Nearly a century ago, the famed journalist H.L. Menken wrote, “For every complex problem there is an answer that is clear, simple, and wrong.”

The world has gotten much more complex in the years since Menken penned those words. Yet, the desire for clear, simple (and wrong) answers perseveres.

Building healthy herds, maintaining vibrant pastures, and producing a delicious, nutritious product is a complex process. Responsible bison ranchers know there is no clear, simple answer. The best answer will always be a work in progress. 

That work continues.


It’s the Holiday Season in Bison Country

If red and green are the traditional colors of Christmastime, it certainly looks like the holiday season across much of bison country this month.

At the ranch where our herd grazes in eastern Colorado, and on farms and ranches across the country, brand new red-calves are bounding across rapidly greening grasslands.

It’s a season of celebration and optimism.

In Colorado, the wet snows forgot to come around last winter, but several days of spring rain have provided an explosion of grasses that supply the mothers with rich nutrition needed for their suckling calves.
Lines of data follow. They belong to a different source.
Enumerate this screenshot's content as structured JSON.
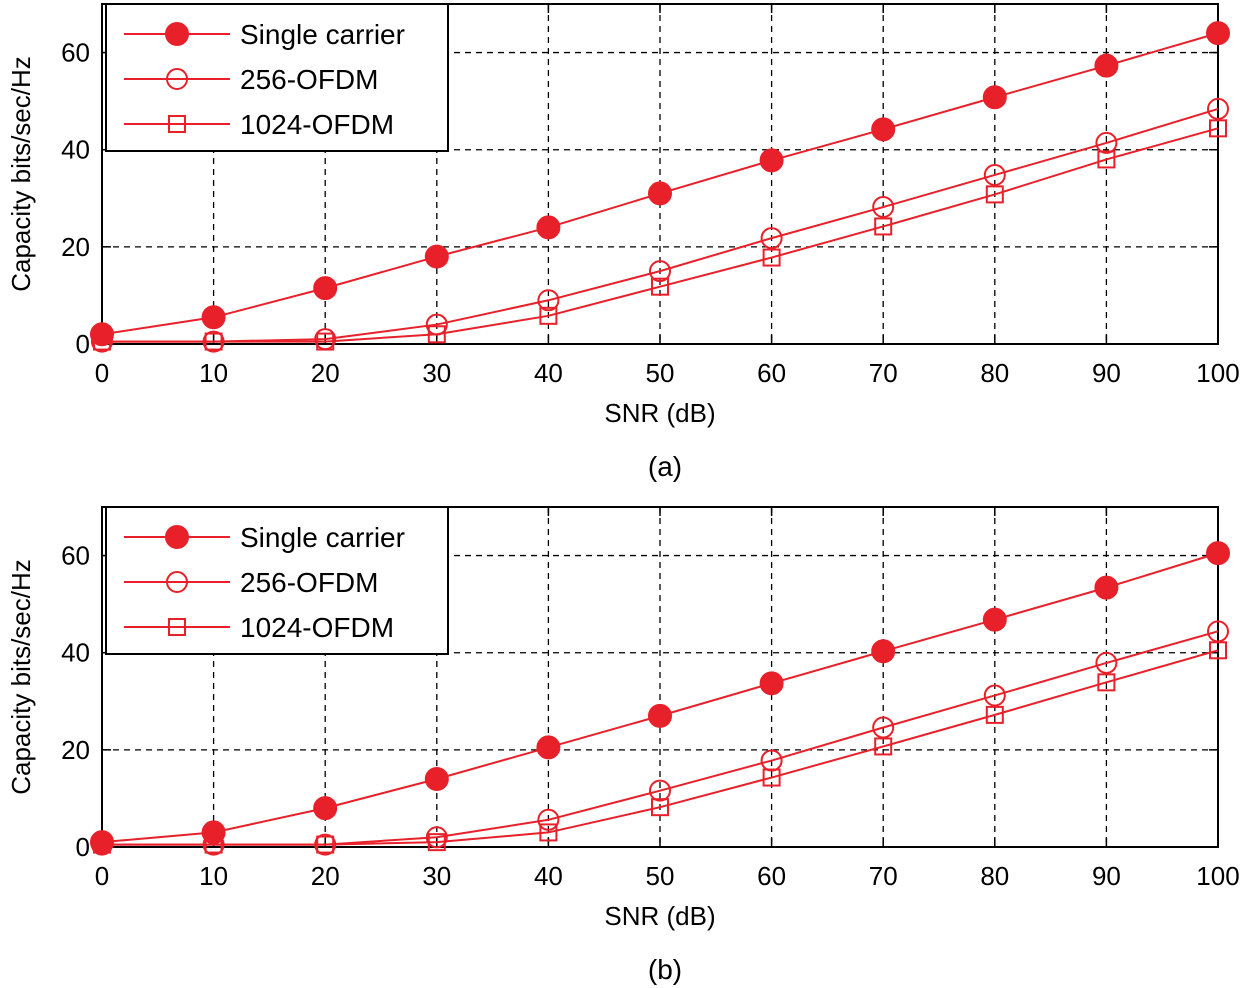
{
  "colors": {
    "series": "#e8202a",
    "grid": "#000000",
    "axis": "#000000"
  },
  "chart_data": [
    {
      "type": "line",
      "caption": "(a)",
      "xlabel": "SNR (dB)",
      "ylabel": "Capacity bits/sec/Hz",
      "xlim": [
        0,
        100
      ],
      "ylim": [
        0,
        70
      ],
      "xticks": [
        0,
        10,
        20,
        30,
        40,
        50,
        60,
        70,
        80,
        90,
        100
      ],
      "yticks": [
        0,
        20,
        40,
        60
      ],
      "grid": true,
      "legend_position": "top-left",
      "x": [
        0,
        10,
        20,
        30,
        40,
        50,
        60,
        70,
        80,
        90,
        100
      ],
      "series": [
        {
          "name": "Single carrier",
          "marker": "filled-circle",
          "values": [
            2.0,
            5.5,
            11.5,
            18.0,
            24.0,
            31.0,
            37.8,
            44.2,
            50.8,
            57.3,
            64.0
          ]
        },
        {
          "name": "256-OFDM",
          "marker": "open-circle",
          "values": [
            0.5,
            0.5,
            1.0,
            4.0,
            9.0,
            15.0,
            21.8,
            28.2,
            34.8,
            41.4,
            48.4
          ]
        },
        {
          "name": "1024-OFDM",
          "marker": "open-square",
          "values": [
            0.5,
            0.5,
            0.5,
            2.0,
            5.8,
            11.8,
            17.8,
            24.2,
            30.8,
            38.0,
            44.4
          ]
        }
      ]
    },
    {
      "type": "line",
      "caption": "(b)",
      "xlabel": "SNR (dB)",
      "ylabel": "Capacity bits/sec/Hz",
      "xlim": [
        0,
        100
      ],
      "ylim": [
        0,
        70
      ],
      "xticks": [
        0,
        10,
        20,
        30,
        40,
        50,
        60,
        70,
        80,
        90,
        100
      ],
      "yticks": [
        0,
        20,
        40,
        60
      ],
      "grid": true,
      "legend_position": "top-left",
      "x": [
        0,
        10,
        20,
        30,
        40,
        50,
        60,
        70,
        80,
        90,
        100
      ],
      "series": [
        {
          "name": "Single carrier",
          "marker": "filled-circle",
          "values": [
            1.0,
            3.0,
            8.0,
            14.0,
            20.5,
            27.0,
            33.7,
            40.3,
            46.8,
            53.4,
            60.5
          ]
        },
        {
          "name": "256-OFDM",
          "marker": "open-circle",
          "values": [
            0.5,
            0.5,
            0.5,
            2.0,
            5.6,
            11.6,
            17.8,
            24.6,
            31.2,
            37.9,
            44.4
          ]
        },
        {
          "name": "1024-OFDM",
          "marker": "open-square",
          "values": [
            0.5,
            0.5,
            0.5,
            1.0,
            3.0,
            8.2,
            14.3,
            20.7,
            27.2,
            33.9,
            40.5
          ]
        }
      ]
    }
  ]
}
The herd came through winter in good shape. The new life among the herd, and in the soil, can’t help but warm the outlook for the coming months.

There is always a sense of the reality of the business of ranching as well.

Come late fall, ranchers will bring in the herd for annual roundup. At that time, some of the calves will be held back to build herds, while others will be destined to end up in the retail meat case or on a restaurant menu.

It’s a reality of the ranching business. Not the most pleasant reality, but a reality nonetheless.

Part of that reality is basic economics. Without the demand from customers, there’s no business reason to raise the animals.  We can’t afford to keep 200 pets.

But there is another reason. With apologies to the Lion King, it’s the circle of life.

Bison and other grazers are prey animals. Their role in the evolution of the ecosystem is based largely on their ability to “farm” the native grasslands around the world. Their natural grazing habits, their hoof action on the soil, and the nutrients from their manure and urine keep the grasslands healthy, and help those grasslands serve as a giant carbon trap. The digestive systems of those grazing animals have the capability to convert the cellulose in grass—which is nutritionally worthless to us—into nutritionally-rich protein that is valuable to us.

The basic social behavior of these ruminant animals is based around their role as a prey species. And humans have long been the keystone predator.

In today’s ranching world, we know that–without the harvest–there’s little reason for the new crop of calves each year.

But that part of the equation will come soon enough. For now, I’ll think about the red calves, green grass, and the new life of spring.